I’ve been integrating DWR into our web monitoring app to display recent monitoring events dynamically while the user is doing other stuff. Since I already have a service object that does all the heavy lifting, integrating it was a snap. And now they have a section of the page where they can see events as they happen.

Pretty chuffed with myself, I decided to experiement with making one of our edit forms ajax-ified. Again, the service calls were already there to add/update/delete the object the form was representing, so I just exposed then in dwr.xml… and I have a dynamic table that I can add/edit/delete within one html page.

Ok. Now I’ve now got freight-train momentum, so I added some OpenRico sauce to make things slide and collapse… baby.

First Ajax Experience using DWR

Then I got to thinking… This was all pretty easy.

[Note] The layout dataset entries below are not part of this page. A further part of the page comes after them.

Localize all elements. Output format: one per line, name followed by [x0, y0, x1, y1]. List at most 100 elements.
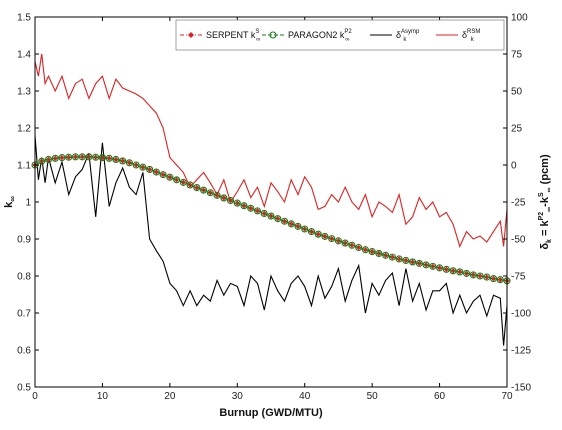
- paragon2-point: [449, 267, 457, 275]
- paragon2-point: [226, 196, 235, 205]
- paragon2-line: [34, 156, 508, 282]
- paragon2-point: [173, 176, 181, 184]
- paragon2-point: [233, 199, 241, 207]
- legend-label: SERPENT kS ∞: [206, 29, 260, 43]
- y-left-tick-label: 0.9: [17, 235, 31, 246]
- paragon2-point: [287, 220, 295, 228]
- paragon2-point: [112, 155, 120, 163]
- x-tick-label: 20: [164, 391, 176, 402]
- y-left-tick-label: 1.4: [17, 50, 31, 61]
- paragon2-point: [179, 178, 187, 186]
- paragon2-point: [496, 276, 504, 284]
- serpent-point: [59, 154, 65, 161]
- legend-item: SERPENT kS ∞: [180, 29, 260, 43]
- paragon2-point: [348, 241, 356, 249]
- paragon2-point: [146, 165, 154, 173]
- serpent-point: [403, 257, 409, 264]
- paragon2-point: [395, 255, 403, 263]
- x-tick-label: 0: [32, 391, 38, 402]
- y-left-tick-label: 1.1: [17, 161, 31, 172]
- paragon2-point: [422, 261, 430, 269]
- paragon2-point: [220, 194, 228, 202]
- legend-swatch-marker: [269, 31, 277, 39]
- paragon2-point: [58, 154, 66, 162]
- paragon2-point: [51, 154, 59, 162]
- serpent-point: [362, 247, 369, 253]
- paragon2-point: [193, 184, 201, 192]
- paragon2-point: [213, 191, 221, 199]
- paragon2-point: [274, 215, 282, 223]
- paragon2-point: [328, 235, 336, 243]
- paragon2-point: [456, 268, 464, 276]
- y-right-tick-label: -25: [511, 198, 526, 209]
- paragon2-point: [92, 153, 100, 161]
- paragon2-point: [125, 159, 133, 167]
- paragon2-point: [139, 163, 147, 171]
- paragon2-point: [85, 153, 93, 161]
- legend-label: δRSM k: [462, 29, 480, 43]
- paragon2-point: [200, 186, 208, 194]
- paragon2-point: [152, 168, 160, 176]
- paragon2-point: [442, 265, 450, 273]
- paragon2-point: [314, 230, 322, 238]
- serpent-point: [72, 154, 79, 160]
- delta-asymp-line: [34, 135, 508, 346]
- paragon2-point: [301, 225, 309, 233]
- paragon2-point: [260, 209, 268, 218]
- paragon2-point: [483, 273, 491, 281]
- y-right-tick-label: -75: [511, 272, 526, 283]
- x-tick-label: 40: [299, 391, 311, 402]
- y-left-tick-label: 0.6: [17, 346, 31, 357]
- x-tick-label: 60: [434, 391, 446, 402]
- paragon2-point: [341, 239, 349, 247]
- x-tick-label: 10: [97, 391, 109, 402]
- paragon2-point: [267, 212, 275, 220]
- paragon2-point: [280, 217, 289, 225]
- y-axis-right-label: δk = kP2∞-kS∞ (pcm): [538, 154, 553, 250]
- legend-label: δAsymp k: [396, 29, 420, 43]
- y-left-tick-label: 0.7: [17, 309, 31, 320]
- paragon2-point: [119, 157, 127, 165]
- serpent-point: [66, 154, 72, 160]
- paragon2-point: [462, 269, 471, 277]
- legend-label: PARAGON2 kP2 ∞: [288, 29, 352, 43]
- paragon2-point: [388, 253, 396, 261]
- y-left-tick-label: 0.8: [17, 272, 31, 283]
- paragon2-point: [206, 189, 214, 197]
- paragon2-point: [402, 256, 410, 265]
- legend-item: δAsymp k: [370, 29, 420, 43]
- paragon2-point: [294, 222, 302, 230]
- paragon2-point: [361, 246, 369, 254]
- y-left-tick-label: 1.5: [17, 13, 31, 24]
- y-right-tick-label: 75: [511, 50, 523, 61]
- y-right-tick-label: 100: [511, 13, 528, 24]
- x-tick-label: 70: [501, 391, 513, 402]
- legend-swatch-marker: [188, 32, 194, 38]
- delta-rsm-line: [34, 53, 508, 248]
- paragon2-point: [240, 202, 248, 210]
- paragon2-point: [71, 153, 80, 161]
- legend-item: PARAGON2 kP2 ∞: [262, 29, 352, 43]
- paragon2-point: [98, 154, 106, 162]
- y-right-tick-label: 0: [511, 161, 517, 172]
- paragon2-point: [469, 271, 477, 279]
- paragon2-point: [368, 248, 376, 256]
- paragon2-point: [476, 272, 484, 280]
- y-left-tick-label: 1: [25, 198, 31, 209]
- y-left-tick-label: 0.5: [17, 383, 31, 394]
- paragon2-point: [38, 157, 46, 165]
- paragon2-point: [253, 207, 262, 215]
- paragon2-point: [166, 173, 174, 181]
- paragon2-point: [105, 154, 113, 162]
- paragon2-point: [489, 275, 498, 283]
- legend: SERPENT kS ∞ PARAGON2 kP2 ∞ δAsymp k δRSM k: [175, 19, 505, 51]
- y-left-tick-label: 1.3: [17, 87, 31, 98]
- paragon2-point: [436, 264, 444, 272]
- paragon2-point: [375, 249, 383, 257]
- paragon2-point: [44, 155, 53, 163]
- y-right-tick-label: 50: [511, 87, 523, 98]
- y-right-tick-label: -50: [511, 235, 526, 246]
- y-left-tick-label: 1.2: [17, 124, 31, 135]
- paragon2-point: [247, 204, 255, 212]
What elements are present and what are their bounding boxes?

I didn’t need to setup a special controller with custom table, edit, and delete views; I didn’t have to configure any bean marshalling; I didn’t have to do a stack of view mapping config; and I could develop and test with a click of “Refresh” on the browser.

Then the penny dropped. You know, I could probably live without most the web framework entirely! Have one html page for each portion of functionality, do the service calls via DWR to do the heavy lifting, and just add some script for interface swishness. It does mean I’m committing the javascript only for the view… but it seems to a lot less work than the MVC framework I’m using now. And then I found that much smarter people than I have already been thinking this some time.

So is this just crazy talk? Doing the view in straight Javascript and just use DWR to call appropriate methods in the Application Service layer to do the add/update/delete/execute/query or whatever the business logic requires?

DWR gives me the security to lock down what methods are exposed. And the business layer itself applies security to make sure users can only delete/edit/update their own data. So can I kiss my MVC framework goodbye? Any brave souls walked this path? Validation could be a deal, ditto for browser compatibility, but if DWR and Rico are solid there then I’m pretty close to a compelling rapid web dev environment.